12/19/2003 1:00AM

New year's wish: Ban beeper


One New year's wish, just one. And, it's not the usual wish to lose weight or quit smoking or - let's not even think about it - quit gambling.

This wish is aimed at the Nevada Gaming Commission. Please, gaming commission, if you're going to do just one thing for 2004, get rid of that crazy beeper rule.

Race and sports bettors here are living in the dark ages when it comes to betting by phone. When a Nevada resident wants to open a phone betting account, he is issued a beeper, or pager. Not so he can be reached in case of a wagering emergency, mind you, but simply to be able to make a bet.

The role of the pager is to make sure the bettor is calling in his wager from Nevada and not from out of state, which would be illegal. Since 1999, the procedure for a Nevada resident to bet by phone has gone like this: First, the bettor calls the casino where he has his phone account. Then, the casino, through the beeper, sends him a confirmation number for the transaction. The bettor relays the number to the phone teller and, finally, places the wager.

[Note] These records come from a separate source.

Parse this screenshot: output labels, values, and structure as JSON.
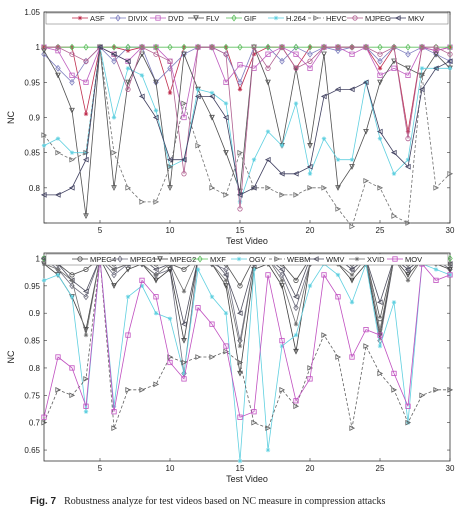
{
  "caption": {
    "label": "Fig. 7",
    "text": "Robustness analyze for test videos based on NC measure in compression attacks"
  },
  "chart_data": [
    {
      "type": "line",
      "xlabel": "Test Video",
      "ylabel": "NC",
      "xlim": [
        1,
        30
      ],
      "ylim": [
        0.75,
        1.05
      ],
      "xticks": [
        5,
        10,
        15,
        20,
        25,
        30
      ],
      "yticks": [
        0.75,
        0.8,
        0.85,
        0.9,
        0.95,
        1,
        1.05
      ],
      "ytick_labels": [
        "",
        "0.8",
        "0.85",
        "0.9",
        "0.95",
        "1",
        "1.05"
      ],
      "legend_position": "top",
      "x": [
        1,
        2,
        3,
        4,
        5,
        6,
        7,
        8,
        9,
        10,
        11,
        12,
        13,
        14,
        15,
        16,
        17,
        18,
        19,
        20,
        21,
        22,
        23,
        24,
        25,
        26,
        27,
        28,
        29,
        30
      ],
      "series": [
        {
          "name": "ASF",
          "color": "#c03050",
          "marker": "star",
          "values": [
            1,
            1,
            1,
            0.905,
            1,
            1,
            0.995,
            1,
            1,
            0.935,
            1,
            1,
            1,
            1,
            0.94,
            0.99,
            1,
            1,
            0.97,
            1,
            1,
            1,
            1,
            1,
            0.97,
            1,
            0.88,
            1,
            0.995,
            1
          ]
        },
        {
          "name": "DIVIX",
          "color": "#8080c0",
          "marker": "diamond",
          "values": [
            0.99,
            0.97,
            0.95,
            0.98,
            1,
            0.98,
            1,
            1,
            0.95,
            0.97,
            0.99,
            1,
            1,
            0.99,
            0.95,
            1,
            1,
            0.98,
            1,
            0.99,
            1,
            0.995,
            1,
            1,
            0.98,
            1,
            0.99,
            1,
            0.99,
            0.98
          ]
        },
        {
          "name": "DVD",
          "color": "#c060c0",
          "marker": "square",
          "values": [
            1,
            0.995,
            0.96,
            0.95,
            1,
            0.99,
            0.98,
            1,
            1,
            0.98,
            0.9,
            1,
            1,
            0.95,
            0.975,
            0.97,
            0.99,
            1,
            0.99,
            0.97,
            1,
            1,
            0.99,
            1,
            0.96,
            0.97,
            0.96,
            1,
            0.995,
            1
          ]
        },
        {
          "name": "FLV",
          "color": "#505050",
          "marker": "tri-down",
          "values": [
            0.995,
            0.96,
            0.91,
            0.76,
            1,
            0.8,
            0.95,
            0.99,
            0.95,
            0.8,
            0.99,
            0.94,
            0.9,
            0.85,
            0.795,
            1,
            0.95,
            0.86,
            0.97,
            0.86,
            0.99,
            0.8,
            0.83,
            0.88,
            0.95,
            0.98,
            0.97,
            0.96,
            0.99,
            0.97
          ]
        },
        {
          "name": "GIF",
          "color": "#60c060",
          "marker": "diamond",
          "values": [
            1,
            1,
            1,
            1,
            1,
            1,
            1,
            1,
            1,
            1,
            1,
            1,
            1,
            1,
            1,
            1,
            1,
            1,
            1,
            1,
            1,
            1,
            1,
            1,
            1,
            1,
            1,
            1,
            1,
            1
          ]
        },
        {
          "name": "H.264",
          "color": "#60d0e0",
          "marker": "star",
          "values": [
            0.86,
            0.87,
            0.85,
            0.85,
            1,
            0.9,
            0.97,
            0.96,
            0.91,
            0.83,
            0.84,
            0.94,
            0.935,
            0.92,
            0.78,
            0.84,
            0.88,
            0.86,
            0.92,
            0.82,
            0.87,
            0.84,
            0.84,
            0.95,
            0.87,
            0.82,
            0.84,
            0.97,
            0.97,
            0.97
          ]
        },
        {
          "name": "HEVC",
          "color": "#707070",
          "marker": "tri-right",
          "values": [
            0.875,
            0.85,
            0.84,
            0.85,
            1,
            0.85,
            0.8,
            0.78,
            0.78,
            0.83,
            0.92,
            0.86,
            0.8,
            0.79,
            0.85,
            0.8,
            0.8,
            0.79,
            0.79,
            0.8,
            0.8,
            0.77,
            0.745,
            0.81,
            0.8,
            0.76,
            0.75,
            0.96,
            0.8,
            0.82
          ]
        },
        {
          "name": "MJPEG",
          "color": "#b06090",
          "marker": "circle",
          "values": [
            1,
            1,
            0.99,
            0.98,
            1,
            0.99,
            0.94,
            1,
            0.99,
            0.98,
            0.82,
            1,
            1,
            0.99,
            0.77,
            1,
            0.97,
            1,
            0.97,
            0.98,
            1,
            1,
            1,
            1,
            0.99,
            1,
            0.87,
            1,
            1,
            0.99
          ]
        },
        {
          "name": "MKV",
          "color": "#404060",
          "marker": "tri-left",
          "values": [
            0.79,
            0.79,
            0.8,
            0.84,
            1,
            0.99,
            0.98,
            0.93,
            0.9,
            0.84,
            0.84,
            0.93,
            0.93,
            0.9,
            0.79,
            0.8,
            0.84,
            0.82,
            0.82,
            0.83,
            0.93,
            0.94,
            0.94,
            0.95,
            0.88,
            0.85,
            0.83,
            0.94,
            0.97,
            0.98
          ]
        }
      ]
    },
    {
      "type": "line",
      "xlabel": "Test Video",
      "ylabel": "NC",
      "xlim": [
        1,
        30
      ],
      "ylim": [
        0.63,
        1.01
      ],
      "xticks": [
        5,
        10,
        15,
        20,
        25,
        30
      ],
      "yticks": [
        0.65,
        0.7,
        0.75,
        0.8,
        0.85,
        0.9,
        0.95,
        1
      ],
      "ytick_labels": [
        "0.65",
        "0.7",
        "0.75",
        "0.8",
        "0.85",
        "0.9",
        "0.95",
        "1"
      ],
      "legend_position": "top",
      "x": [
        1,
        2,
        3,
        4,
        5,
        6,
        7,
        8,
        9,
        10,
        11,
        12,
        13,
        14,
        15,
        16,
        17,
        18,
        19,
        20,
        21,
        22,
        23,
        24,
        25,
        26,
        27,
        28,
        29,
        30
      ],
      "series": [
        {
          "name": "MPEG4",
          "color": "#505050",
          "marker": "circle",
          "values": [
            1,
            0.99,
            0.97,
            0.98,
            1,
            0.99,
            1,
            1,
            0.99,
            0.99,
            0.98,
            1,
            1,
            0.99,
            0.95,
            1,
            1,
            0.99,
            0.96,
            1,
            1,
            1,
            0.99,
            1,
            0.89,
            1,
            0.99,
            1,
            1,
            0.99
          ]
        },
        {
          "name": "MPEG1",
          "color": "#707080",
          "marker": "diamond",
          "values": [
            1,
            0.98,
            0.95,
            0.93,
            1,
            0.97,
            0.99,
            0.99,
            0.97,
            0.98,
            0.79,
            1,
            0.99,
            0.98,
            0.85,
            0.99,
            1,
            0.97,
            0.91,
            0.99,
            1,
            1,
            0.98,
            1,
            0.85,
            1,
            0.98,
            1,
            1,
            0.98
          ]
        },
        {
          "name": "MPEG2",
          "color": "#404040",
          "marker": "tri-down",
          "values": [
            0.99,
            0.97,
            0.93,
            0.87,
            1,
            0.95,
            0.98,
            0.99,
            0.96,
            0.98,
            0.85,
            1,
            0.99,
            0.95,
            0.79,
            0.98,
            0.99,
            0.95,
            0.83,
            0.99,
            1,
            0.99,
            0.96,
            0.99,
            0.86,
            1,
            0.97,
            1,
            0.99,
            0.98
          ]
        },
        {
          "name": "MXF",
          "color": "#60c060",
          "marker": "diamond",
          "values": [
            1,
            1,
            1,
            1,
            1,
            1,
            1,
            1,
            1,
            1,
            1,
            1,
            1,
            1,
            1,
            1,
            1,
            1,
            1,
            1,
            1,
            1,
            1,
            1,
            1,
            1,
            1,
            1,
            1,
            1
          ]
        },
        {
          "name": "OGV",
          "color": "#60d0e0",
          "marker": "star",
          "values": [
            0.96,
            0.97,
            0.93,
            0.72,
            1,
            0.73,
            0.93,
            0.95,
            0.9,
            0.89,
            0.79,
            0.98,
            0.93,
            0.9,
            0.63,
            0.98,
            0.65,
            0.84,
            0.86,
            0.95,
            0.99,
            0.97,
            0.92,
            0.99,
            0.84,
            0.92,
            0.7,
            0.99,
            0.98,
            0.97
          ]
        },
        {
          "name": "WEBM",
          "color": "#606060",
          "marker": "tri-right",
          "values": [
            0.7,
            0.76,
            0.75,
            0.78,
            1,
            0.69,
            0.76,
            0.76,
            0.77,
            0.82,
            0.81,
            0.82,
            0.82,
            0.83,
            0.81,
            0.7,
            0.69,
            0.76,
            0.73,
            0.8,
            0.86,
            0.82,
            0.69,
            0.84,
            0.79,
            0.76,
            0.7,
            0.75,
            0.76,
            0.76
          ]
        },
        {
          "name": "WMV",
          "color": "#505060",
          "marker": "tri-left",
          "values": [
            1,
            0.99,
            0.96,
            0.94,
            1,
            0.98,
            0.99,
            1,
            0.98,
            0.99,
            0.88,
            1,
            1,
            0.97,
            0.9,
            0.99,
            1,
            0.98,
            0.93,
            1,
            1,
            1,
            0.98,
            1,
            0.92,
            1,
            0.98,
            1,
            1,
            0.99
          ]
        },
        {
          "name": "XVID",
          "color": "#707070",
          "marker": "star",
          "values": [
            0.99,
            0.98,
            0.96,
            0.86,
            1,
            0.98,
            0.99,
            0.99,
            0.97,
            0.99,
            0.94,
            1,
            0.99,
            0.96,
            0.84,
            0.99,
            1,
            0.96,
            0.88,
            0.99,
            1,
            0.99,
            0.97,
            1,
            0.87,
            1,
            0.96,
            1,
            0.99,
            0.99
          ]
        },
        {
          "name": "MOV",
          "color": "#c050c0",
          "marker": "square",
          "values": [
            0.71,
            0.82,
            0.8,
            0.73,
            1,
            0.72,
            0.86,
            0.96,
            0.93,
            0.81,
            0.78,
            0.91,
            0.88,
            0.84,
            0.71,
            0.72,
            0.97,
            0.85,
            0.74,
            0.78,
            0.97,
            0.93,
            0.82,
            0.87,
            0.86,
            0.79,
            0.73,
            0.99,
            0.96,
            0.97
          ]
        }
      ]
    }
  ]
}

Now that may sound simple. But, in the heat of action on a busy weekend of sports and horse events, it can be downright frustrating. Before you complain to your local race and sports book about the procedure, know that they are on your side.

It seems that the Nevada Gaming Commission wanted to crack down on offshore and other illegal bookmakers laying off bets through the convenience of a simple phone call to a legal bookmaker here in Nevada. So, the regulators came up with the beeper system, which confirms that each phone wager is being made by a Nevada resident and within state borders.

Never mind that the beeper system makes phone betting such a cumbersome proposition that it has the effect of pushing players to offshore bookmakers, which siphon millions away from sports books each year.

The Nevada Gaming Commission also regulates the amount of money you can wager over the phone within a day. This regulation is aimed to stop money laundering. One can lose up to $2,200 during any 24-hour period. For a serious bettor who is having a bad day, $2,200 can go faster than your significant other's credit limit at the mall.

Again, this pushes otherwise law-abiding U.S. citizens to the offshore books.

The point man for phone-betting security is Nevada Gaming Control Board member Bobby Siller, who served with the FBI for 25 years. Appointed to the board in 1998, Siller - a man of high character and principals - takes sports betting issues seriously. Serving his second four-year term - he has three years remaining - Siller isn't about to have any scandals of money laundering or illegal bookmaking on his watch.

But while the Nevada gaming industry wrestles with security regulations, those of us who reside in Las Vegas and want to make a bet will have to beep home the wager, while our counterparts in the backwoods of America happily click their way to a four-teamer.

Ralph Siraco is turf editor for the Las Vegas Sun and host of the Race Day Las Vegas radio show.